Les trois premières représentations ont été données à guichet fermés durant le weekend passé dans ce petit théâtre au cœur du quartier de Lafayette qui offre un cadre intime et une grande proximité entre les comédiens et le public.

‘‘Deal’’ est un huis-clos, ou presque; car l’ensemble de la pièce se déroule dans un seul et unique endroit : une rue déserte «dans l’obscurité du crépuscule», où deux solitaires – un vendeur et un acheteur – se croisent par hasard et s’apprêtent à conclure un deal. Une rencontre fortuite qui va se transformer en un duel de force ponctué d’animosité, de violence, mais aussi de complicité et de tendresse.
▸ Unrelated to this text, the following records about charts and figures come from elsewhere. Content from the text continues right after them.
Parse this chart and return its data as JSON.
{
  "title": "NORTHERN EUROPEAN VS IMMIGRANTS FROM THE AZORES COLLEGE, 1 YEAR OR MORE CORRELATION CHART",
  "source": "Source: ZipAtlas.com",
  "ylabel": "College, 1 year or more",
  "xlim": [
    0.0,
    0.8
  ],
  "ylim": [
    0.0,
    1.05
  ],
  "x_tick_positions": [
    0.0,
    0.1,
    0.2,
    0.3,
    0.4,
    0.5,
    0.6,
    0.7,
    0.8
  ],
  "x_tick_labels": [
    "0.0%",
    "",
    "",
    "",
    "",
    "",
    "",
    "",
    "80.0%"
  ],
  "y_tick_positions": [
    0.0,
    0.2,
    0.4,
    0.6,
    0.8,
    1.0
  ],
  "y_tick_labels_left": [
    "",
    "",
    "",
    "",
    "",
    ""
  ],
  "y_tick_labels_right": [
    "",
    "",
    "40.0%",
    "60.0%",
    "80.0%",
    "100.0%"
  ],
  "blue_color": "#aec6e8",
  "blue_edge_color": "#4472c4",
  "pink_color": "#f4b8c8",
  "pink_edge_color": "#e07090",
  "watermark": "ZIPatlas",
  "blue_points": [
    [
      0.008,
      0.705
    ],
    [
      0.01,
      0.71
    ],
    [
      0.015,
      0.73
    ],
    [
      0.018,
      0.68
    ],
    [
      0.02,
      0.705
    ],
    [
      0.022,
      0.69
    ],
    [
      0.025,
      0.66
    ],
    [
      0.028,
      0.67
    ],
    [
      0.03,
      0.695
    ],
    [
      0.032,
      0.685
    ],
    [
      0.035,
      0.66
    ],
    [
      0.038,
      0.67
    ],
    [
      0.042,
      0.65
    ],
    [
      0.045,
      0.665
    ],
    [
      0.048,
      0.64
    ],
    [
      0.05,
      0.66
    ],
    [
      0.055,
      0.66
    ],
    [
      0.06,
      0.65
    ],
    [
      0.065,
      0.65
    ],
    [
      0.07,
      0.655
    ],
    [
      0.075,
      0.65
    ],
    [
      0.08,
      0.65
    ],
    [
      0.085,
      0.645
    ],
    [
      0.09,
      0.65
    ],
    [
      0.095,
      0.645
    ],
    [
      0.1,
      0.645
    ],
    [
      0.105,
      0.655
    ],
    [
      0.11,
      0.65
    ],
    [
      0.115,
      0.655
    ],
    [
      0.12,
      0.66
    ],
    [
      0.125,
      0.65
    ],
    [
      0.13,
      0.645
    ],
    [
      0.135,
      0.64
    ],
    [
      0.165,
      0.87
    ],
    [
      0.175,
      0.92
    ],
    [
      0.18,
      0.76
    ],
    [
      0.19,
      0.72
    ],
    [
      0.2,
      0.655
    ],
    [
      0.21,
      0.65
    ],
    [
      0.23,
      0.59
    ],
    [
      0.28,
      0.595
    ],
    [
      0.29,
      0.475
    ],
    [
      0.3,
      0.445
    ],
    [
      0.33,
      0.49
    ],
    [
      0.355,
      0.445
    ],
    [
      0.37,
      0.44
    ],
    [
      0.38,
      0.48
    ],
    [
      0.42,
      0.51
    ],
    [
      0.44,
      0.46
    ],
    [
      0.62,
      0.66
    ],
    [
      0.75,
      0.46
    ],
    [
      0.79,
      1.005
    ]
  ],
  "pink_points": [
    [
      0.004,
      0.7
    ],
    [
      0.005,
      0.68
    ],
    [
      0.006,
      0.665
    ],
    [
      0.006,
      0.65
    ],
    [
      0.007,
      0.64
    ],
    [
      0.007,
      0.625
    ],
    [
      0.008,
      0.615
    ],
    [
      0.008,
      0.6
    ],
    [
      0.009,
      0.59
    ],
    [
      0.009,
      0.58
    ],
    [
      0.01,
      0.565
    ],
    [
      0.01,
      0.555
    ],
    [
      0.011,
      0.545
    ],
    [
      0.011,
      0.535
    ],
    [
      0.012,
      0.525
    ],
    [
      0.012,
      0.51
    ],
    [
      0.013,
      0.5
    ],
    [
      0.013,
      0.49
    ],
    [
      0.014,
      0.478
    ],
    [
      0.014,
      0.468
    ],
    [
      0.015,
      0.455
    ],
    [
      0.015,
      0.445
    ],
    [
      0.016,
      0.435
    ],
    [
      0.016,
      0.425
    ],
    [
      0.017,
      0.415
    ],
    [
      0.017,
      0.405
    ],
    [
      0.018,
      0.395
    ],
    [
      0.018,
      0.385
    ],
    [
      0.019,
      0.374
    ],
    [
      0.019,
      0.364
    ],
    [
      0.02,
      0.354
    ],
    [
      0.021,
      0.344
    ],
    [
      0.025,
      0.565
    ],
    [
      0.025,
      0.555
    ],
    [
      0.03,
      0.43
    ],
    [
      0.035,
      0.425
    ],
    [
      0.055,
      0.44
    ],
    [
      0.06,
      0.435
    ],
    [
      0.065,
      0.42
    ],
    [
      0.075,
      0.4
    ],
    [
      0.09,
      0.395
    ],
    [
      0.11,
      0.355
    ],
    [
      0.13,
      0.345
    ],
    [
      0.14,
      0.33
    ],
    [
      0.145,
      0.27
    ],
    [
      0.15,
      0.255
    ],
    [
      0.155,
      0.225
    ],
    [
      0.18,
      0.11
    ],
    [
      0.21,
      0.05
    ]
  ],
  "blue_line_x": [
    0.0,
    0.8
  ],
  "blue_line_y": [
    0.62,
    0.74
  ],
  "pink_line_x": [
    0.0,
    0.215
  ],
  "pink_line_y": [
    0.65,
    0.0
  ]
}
Un microcosme de la condition humaine

Dans un espace et une époque indéfinis et à travers ces deux portraits d’hommes, la pièce se présente comme un microcosme de la condition humaine. Elle explore la complexité des rapports de forces entre soumission et désir, mais pose aussi un regard sur les inégalités raciales et sociales, comme en témoigne d’ailleurs le titre du texte originel, ‘‘Dans la solitude des champs de coton’’, qui fait référence à la classe ouvrière, voire à l’esclavage : «Il n’y a pas d’injustice pour qui marche sur la même portion de terre soumise au même froid ou au même chaud ou au même doux mélange, et tout homme ou animal qui peut regarder un autre homme ou animal dans les yeux est son égal car ils marchent sur la même ligne fine et plate de latitude, esclaves des mêmes froids et des mêmes chaleurs, riches de même et, de même, pauvres».

En proie à leur solitude et à leurs démons, les deux personnages se retrouvent dans l’impossibilité de conclure ce deal dont ne saura pas l’objet, car cette pièce aux multiples métaphores demeure ouverte à toutes sortes d’interprétations. Un texte intemporel et universel qui repose beaucoup plus sur la suggestion que sur l’énonciation. Et la mise en scène joue ici un rôle majeur et essentiel pour dynamiser, rythmer et donner corps aux mots dans ce genre de théâtre littéraire où le texte devient une arme avec laquelle chacun des protagonistes tente d’avoir un emprise sur l’autre.